Question

The equation of a circle in which the chord joining the points (1, 2) and (2,-1) subtends an angle of $\frac{\pi}{4}$ at any point on the circumference is

• A. x^2 + y^2 - 5 = 0
• B. x^2 + y^2 - 6x - 2y + 5 = 0
• C. x^2 + y^2 + 6x + 2y - 15 = 0
• D. x^2 + y^2 + 7x - 2y + 14 = 0

Answer 1

Answer: (A), (B)

Both A and B are correct.

Answer 2

The general equation of a circle where a chord joining points $A(x_1, y_1)$ and $B(x_2, y_2)$ subtends an angle $\theta$ at any point $P(x, y)$ on the circumference is given by: $(x-x_1)(x-x_2) + (y-y_1)(y-y_2) = \pm \cot \theta [(x-x_1)(y-y_2) - (x-x_2)(y-y_1)]$ Given points are $A(1, 2)$ and $B(2, -1)$, and the angle $\theta = \frac{\pi}{4}$. Thus, $\cot \theta = \cot \frac{\pi}{4} = 1$.

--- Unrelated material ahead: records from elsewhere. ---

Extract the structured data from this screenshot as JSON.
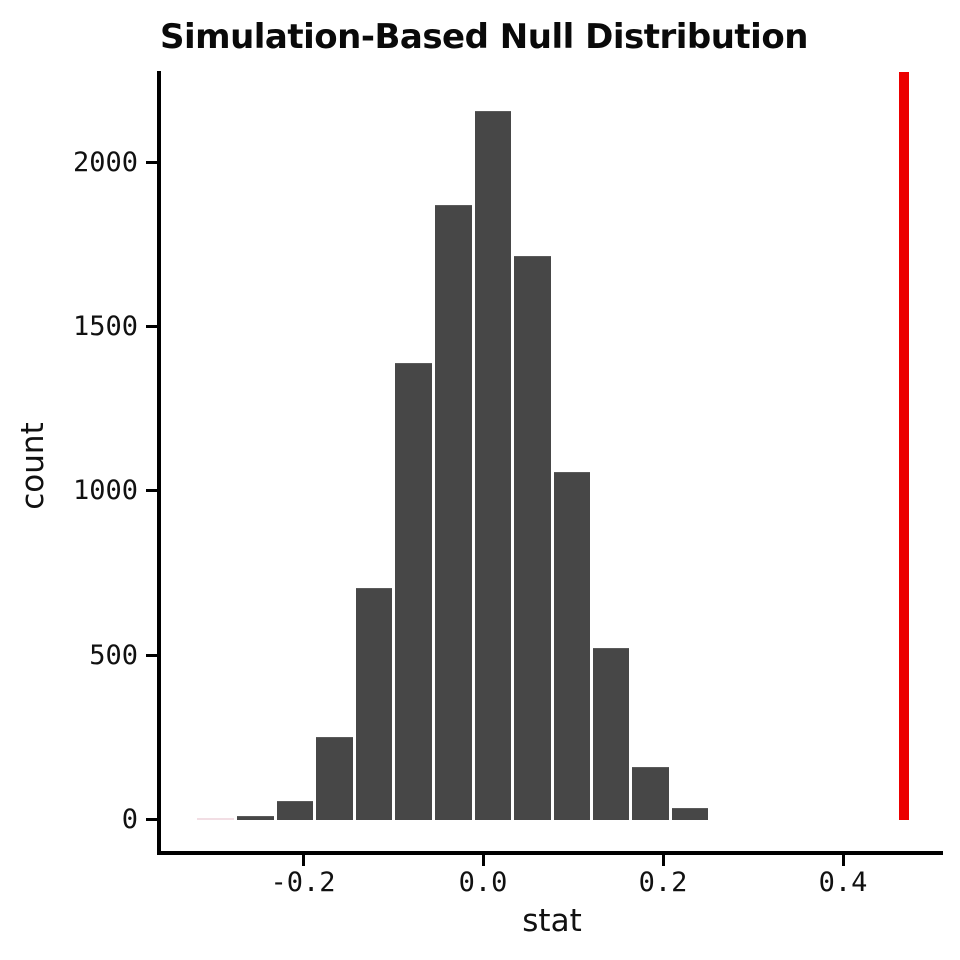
{
  "title": "Simulation-Based Null Distribution",
  "chart_data": {
    "type": "bar",
    "subtype": "histogram",
    "title": "Simulation-Based Null Distribution",
    "xlabel": "stat",
    "ylabel": "count",
    "bin_width": 0.0439,
    "bin_centers": [
      -0.297,
      -0.253,
      -0.209,
      -0.165,
      -0.121,
      -0.077,
      -0.033,
      0.011,
      0.055,
      0.099,
      0.142,
      0.186,
      0.23
    ],
    "counts": [
      2,
      11,
      56,
      251,
      704,
      1389,
      1869,
      2155,
      1714,
      1057,
      522,
      160,
      35
    ],
    "faint_bins": [
      0
    ],
    "observed_stat": 0.468,
    "observed_stat_line_color": "#ec0000",
    "bar_color": "#474747",
    "faint_bar_color": "#f2dee4",
    "x_ticks": [
      {
        "value": -0.2,
        "label": "-0.2"
      },
      {
        "value": 0.0,
        "label": "0.0"
      },
      {
        "value": 0.2,
        "label": "0.2"
      },
      {
        "value": 0.4,
        "label": "0.4"
      }
    ],
    "y_ticks": [
      {
        "value": 0,
        "label": "0"
      },
      {
        "value": 500,
        "label": "500"
      },
      {
        "value": 1000,
        "label": "1000"
      },
      {
        "value": 1500,
        "label": "1500"
      },
      {
        "value": 2000,
        "label": "2000"
      }
    ],
    "xlim": [
      -0.359,
      0.511
    ],
    "ylim": [
      0,
      2280
    ],
    "grid": "off",
    "legend": "none"
  }
}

Substituting the coordinates of A and B: $(x-1)(x-2) + (y-2)(y-(-1)) = \pm 1 \cdot [(x-1)(y-(-1)) - (x-2)(y-2)]$ $(x^2 - 3x + 2) + (y^2 - y - 2) = \pm [(x-1)(y+1) - (x-2)(y-2)]$ $x^2 + y^2 - 3x - y = \pm [ (xy + x - y - 1) - (xy - 2x - 2y + 4) ]$ $x^2 + y^2 - 3x - y = \pm [ xy + x - y - 1 - xy + 2x + 2y - 4 ]$ $x^2 + y^2 - 3x - y = \pm (3x + y - 5)$

Case 1: Using the '+' sign $x^2 + y^2 - 3x - y = 3x + y - 5$ $x^2 + y^2 - 6x - 2y + 5 = 0$ This matches option (B).

Case 2: Using the '-' sign $x^2 + y^2 - 3x - y = -(3x + y - 5)$ $x^2 + y^2 - 3x - y = -3x - y + 5$ $x^2 + y^2 - 5 = 0$ This matches option (A).

Both equations (A) and (B) satisfy the given condition. The question asks for "The equation of a circle", and both derived equations are valid. Therefore, both options are correct.